7. The composition according to claim 6, wherein the surfactant system comprises alkyl
sulphated anionic surfactant, and wherein the alkyl sulphated anionic surfactant has
an average alkyl chain length of from 8 to 18, preferably from 10 to 14, more preferably
from 12 to 14, most preferably from 12 to 13 carbon atoms.
8. The composition according to any of claims 6 or 7, wherein the alkyl sulphated anionic
surfactant has an average degree of alkoxylation, of less than 5, preferably less
than 3, more preferably from 0.5 to 2.0, most preferably from 0.5 to 0.9.
9. The composition according to any of claims 6 to 8, wherein the alkyl sulphated anionic
surfactant has a weight average degree of branching of more than 10%, preferably more
than 20%, more preferably more than 30%, even more preferably between 30% and 60%,
most preferably between 30% and 50%.
10. The liquid hand dishwashing cleaning composition according to any of claims 6 or 9,
wherein the surfactant system comprises from 60% to 90% by weight of the surfactant
system of the anionic surfactant.
11. The liquid hand dishwashing cleaning composition according to any of claims 6 to 10,
wherein the surfactant system further comprises a co-surfactant selected from the
group consisting of an amphoteric surfactant, a zwitterionic surfactant and mixtures
thereof.
12. The liquid hand dishwashing cleaning composition according to claim 11, wherein the
surfactant system comprises amphoteric surfactant selected from amine oxide surfactant,
preferably wherein the amine oxide surfactant is selected from the group consisting
of: alkyl dimethyl amine oxide, alkyl amido propyl dimethyl amine oxide, and mixtures
thereof.
13. The liquid hand dishwashing cleaning composition according to any of claims 11 or
12, wherein the weight ratio of the anionic surfactant to the co-surfactant is from
1:1 to 8:1, preferably from 2:1 to 5:1, more preferably from 2.5:1 to 4:1.

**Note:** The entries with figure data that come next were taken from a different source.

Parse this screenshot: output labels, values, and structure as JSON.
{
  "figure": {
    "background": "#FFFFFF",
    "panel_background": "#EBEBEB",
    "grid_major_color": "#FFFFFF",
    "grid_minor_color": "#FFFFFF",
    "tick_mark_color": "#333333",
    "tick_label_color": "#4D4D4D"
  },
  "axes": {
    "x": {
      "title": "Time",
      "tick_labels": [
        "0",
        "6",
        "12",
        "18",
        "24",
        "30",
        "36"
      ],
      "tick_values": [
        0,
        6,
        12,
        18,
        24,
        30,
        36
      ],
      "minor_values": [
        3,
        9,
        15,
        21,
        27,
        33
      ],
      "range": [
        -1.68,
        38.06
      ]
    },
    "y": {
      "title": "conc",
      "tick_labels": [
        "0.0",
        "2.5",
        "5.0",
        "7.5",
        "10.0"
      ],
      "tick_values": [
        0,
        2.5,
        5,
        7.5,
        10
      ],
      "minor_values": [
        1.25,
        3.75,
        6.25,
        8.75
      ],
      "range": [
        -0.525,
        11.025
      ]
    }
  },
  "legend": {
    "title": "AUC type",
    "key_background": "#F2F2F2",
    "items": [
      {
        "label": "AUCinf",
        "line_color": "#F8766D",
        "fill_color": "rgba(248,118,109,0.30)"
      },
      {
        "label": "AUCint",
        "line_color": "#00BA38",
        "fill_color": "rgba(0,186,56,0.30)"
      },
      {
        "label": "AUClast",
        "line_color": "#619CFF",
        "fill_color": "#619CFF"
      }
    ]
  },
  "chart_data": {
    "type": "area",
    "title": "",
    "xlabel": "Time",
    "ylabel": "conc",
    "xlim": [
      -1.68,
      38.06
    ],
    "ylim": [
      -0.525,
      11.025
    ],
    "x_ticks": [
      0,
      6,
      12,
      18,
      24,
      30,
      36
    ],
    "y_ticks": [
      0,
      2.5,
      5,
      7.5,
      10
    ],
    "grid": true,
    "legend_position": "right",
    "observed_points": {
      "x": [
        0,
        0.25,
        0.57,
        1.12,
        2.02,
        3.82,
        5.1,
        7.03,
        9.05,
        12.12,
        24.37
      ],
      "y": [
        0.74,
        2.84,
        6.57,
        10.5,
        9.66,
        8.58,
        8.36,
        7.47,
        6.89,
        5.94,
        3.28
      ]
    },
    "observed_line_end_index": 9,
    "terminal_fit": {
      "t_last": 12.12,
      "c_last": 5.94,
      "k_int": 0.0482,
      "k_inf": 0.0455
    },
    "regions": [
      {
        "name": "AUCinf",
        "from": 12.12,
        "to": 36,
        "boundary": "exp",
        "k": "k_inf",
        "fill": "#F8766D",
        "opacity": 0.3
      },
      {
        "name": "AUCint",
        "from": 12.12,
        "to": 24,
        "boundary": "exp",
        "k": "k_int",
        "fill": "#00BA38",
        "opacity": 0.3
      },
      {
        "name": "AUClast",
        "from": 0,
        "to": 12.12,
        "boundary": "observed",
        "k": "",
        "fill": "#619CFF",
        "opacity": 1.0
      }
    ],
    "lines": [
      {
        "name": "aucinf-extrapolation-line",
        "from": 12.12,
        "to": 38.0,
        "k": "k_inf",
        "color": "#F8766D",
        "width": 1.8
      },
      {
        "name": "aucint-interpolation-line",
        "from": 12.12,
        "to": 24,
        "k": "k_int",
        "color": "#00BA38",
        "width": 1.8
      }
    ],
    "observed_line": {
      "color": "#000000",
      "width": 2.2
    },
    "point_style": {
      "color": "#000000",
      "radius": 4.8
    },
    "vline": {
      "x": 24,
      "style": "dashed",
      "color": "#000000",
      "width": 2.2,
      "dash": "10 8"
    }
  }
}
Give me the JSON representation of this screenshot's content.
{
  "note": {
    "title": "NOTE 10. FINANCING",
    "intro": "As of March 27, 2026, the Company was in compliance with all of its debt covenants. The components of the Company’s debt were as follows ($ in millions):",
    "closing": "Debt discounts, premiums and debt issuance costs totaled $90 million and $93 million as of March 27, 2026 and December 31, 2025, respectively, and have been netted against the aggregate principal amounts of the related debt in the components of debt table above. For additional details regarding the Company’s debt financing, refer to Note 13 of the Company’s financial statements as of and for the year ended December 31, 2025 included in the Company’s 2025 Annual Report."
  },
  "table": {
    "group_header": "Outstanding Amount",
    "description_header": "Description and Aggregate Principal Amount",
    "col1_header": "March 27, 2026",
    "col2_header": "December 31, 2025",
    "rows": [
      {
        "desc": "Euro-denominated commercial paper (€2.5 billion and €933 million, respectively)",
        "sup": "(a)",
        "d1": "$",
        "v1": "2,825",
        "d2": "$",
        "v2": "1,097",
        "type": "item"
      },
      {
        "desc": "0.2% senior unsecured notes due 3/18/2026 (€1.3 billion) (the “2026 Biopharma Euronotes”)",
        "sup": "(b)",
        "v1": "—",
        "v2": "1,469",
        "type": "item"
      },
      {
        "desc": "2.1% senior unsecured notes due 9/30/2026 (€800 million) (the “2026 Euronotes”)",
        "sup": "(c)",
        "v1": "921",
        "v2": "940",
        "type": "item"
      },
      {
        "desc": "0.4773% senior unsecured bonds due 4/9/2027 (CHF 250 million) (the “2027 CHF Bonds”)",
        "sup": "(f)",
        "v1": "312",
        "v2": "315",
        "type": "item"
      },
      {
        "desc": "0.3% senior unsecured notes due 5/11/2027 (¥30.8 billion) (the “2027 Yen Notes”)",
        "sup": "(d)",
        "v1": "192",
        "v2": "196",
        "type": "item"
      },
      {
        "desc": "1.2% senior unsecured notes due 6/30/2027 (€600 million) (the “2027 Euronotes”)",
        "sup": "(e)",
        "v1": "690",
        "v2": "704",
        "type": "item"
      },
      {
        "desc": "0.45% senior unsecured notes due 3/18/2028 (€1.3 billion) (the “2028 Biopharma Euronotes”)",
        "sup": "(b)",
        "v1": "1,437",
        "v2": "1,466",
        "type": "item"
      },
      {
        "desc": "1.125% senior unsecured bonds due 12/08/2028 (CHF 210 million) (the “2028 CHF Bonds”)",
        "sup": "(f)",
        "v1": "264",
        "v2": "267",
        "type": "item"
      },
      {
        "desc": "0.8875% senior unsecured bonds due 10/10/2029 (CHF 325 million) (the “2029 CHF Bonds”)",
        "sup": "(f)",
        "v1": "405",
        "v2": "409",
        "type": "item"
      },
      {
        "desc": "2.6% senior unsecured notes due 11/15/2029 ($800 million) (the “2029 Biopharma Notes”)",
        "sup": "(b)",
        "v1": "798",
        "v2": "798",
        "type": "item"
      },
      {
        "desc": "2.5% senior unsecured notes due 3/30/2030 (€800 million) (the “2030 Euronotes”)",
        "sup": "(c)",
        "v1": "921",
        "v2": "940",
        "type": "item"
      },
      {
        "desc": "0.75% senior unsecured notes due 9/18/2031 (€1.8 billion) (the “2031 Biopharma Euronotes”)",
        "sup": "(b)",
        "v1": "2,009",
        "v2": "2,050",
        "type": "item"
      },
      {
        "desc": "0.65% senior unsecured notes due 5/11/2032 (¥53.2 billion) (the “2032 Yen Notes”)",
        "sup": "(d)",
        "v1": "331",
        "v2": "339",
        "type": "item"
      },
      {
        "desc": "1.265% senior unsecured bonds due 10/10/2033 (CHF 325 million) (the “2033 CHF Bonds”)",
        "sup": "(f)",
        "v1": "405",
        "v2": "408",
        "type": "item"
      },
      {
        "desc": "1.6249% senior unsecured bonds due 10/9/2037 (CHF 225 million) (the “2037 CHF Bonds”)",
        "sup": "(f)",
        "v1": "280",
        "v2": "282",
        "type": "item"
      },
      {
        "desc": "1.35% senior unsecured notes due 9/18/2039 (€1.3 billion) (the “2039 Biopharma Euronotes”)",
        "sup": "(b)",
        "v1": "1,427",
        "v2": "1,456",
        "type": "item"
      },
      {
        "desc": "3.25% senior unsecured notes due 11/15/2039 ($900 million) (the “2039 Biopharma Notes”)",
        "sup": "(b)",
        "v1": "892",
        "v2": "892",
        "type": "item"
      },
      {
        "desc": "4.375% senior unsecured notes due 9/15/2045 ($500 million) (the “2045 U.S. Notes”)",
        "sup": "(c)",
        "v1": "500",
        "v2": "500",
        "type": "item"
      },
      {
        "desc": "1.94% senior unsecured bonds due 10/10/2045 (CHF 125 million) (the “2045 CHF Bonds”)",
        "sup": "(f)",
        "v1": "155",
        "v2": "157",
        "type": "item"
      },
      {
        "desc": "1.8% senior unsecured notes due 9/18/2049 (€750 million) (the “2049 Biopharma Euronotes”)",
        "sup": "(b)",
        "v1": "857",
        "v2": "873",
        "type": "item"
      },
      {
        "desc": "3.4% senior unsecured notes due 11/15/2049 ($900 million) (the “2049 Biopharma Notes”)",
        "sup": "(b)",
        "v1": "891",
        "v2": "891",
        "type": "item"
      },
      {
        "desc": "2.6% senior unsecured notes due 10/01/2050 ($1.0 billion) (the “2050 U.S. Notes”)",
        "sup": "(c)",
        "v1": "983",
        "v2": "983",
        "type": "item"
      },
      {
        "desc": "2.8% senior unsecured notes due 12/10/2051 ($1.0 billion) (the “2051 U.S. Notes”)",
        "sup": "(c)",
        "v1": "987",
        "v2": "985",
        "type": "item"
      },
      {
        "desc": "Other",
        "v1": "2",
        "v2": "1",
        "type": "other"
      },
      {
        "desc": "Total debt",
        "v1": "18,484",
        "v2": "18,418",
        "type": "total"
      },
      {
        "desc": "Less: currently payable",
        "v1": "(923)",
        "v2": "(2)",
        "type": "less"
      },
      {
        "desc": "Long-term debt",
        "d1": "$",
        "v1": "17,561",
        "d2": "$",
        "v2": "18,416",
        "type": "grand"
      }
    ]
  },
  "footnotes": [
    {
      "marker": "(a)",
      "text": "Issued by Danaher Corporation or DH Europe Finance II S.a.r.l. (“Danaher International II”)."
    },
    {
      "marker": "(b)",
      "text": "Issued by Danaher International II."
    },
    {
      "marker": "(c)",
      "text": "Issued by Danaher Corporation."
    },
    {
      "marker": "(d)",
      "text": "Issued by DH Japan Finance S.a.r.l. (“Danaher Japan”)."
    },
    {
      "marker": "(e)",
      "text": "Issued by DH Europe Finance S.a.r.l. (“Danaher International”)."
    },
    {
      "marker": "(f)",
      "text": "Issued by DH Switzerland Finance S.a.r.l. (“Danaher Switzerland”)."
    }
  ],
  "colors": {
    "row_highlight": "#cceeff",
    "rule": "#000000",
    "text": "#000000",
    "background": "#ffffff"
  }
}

14. A process for making a liquid detergent composition according to any preceding claim,
comprising the step of adding the polyvinyl alcohol to an aqueous composition, before
adding the surfactant system.
15. A method of manually washing dishware comprising the steps of: delivering a composition
according to any of claims 1 to 13 to a volume of water to form a wash solution and
immersing the dishware in the solution.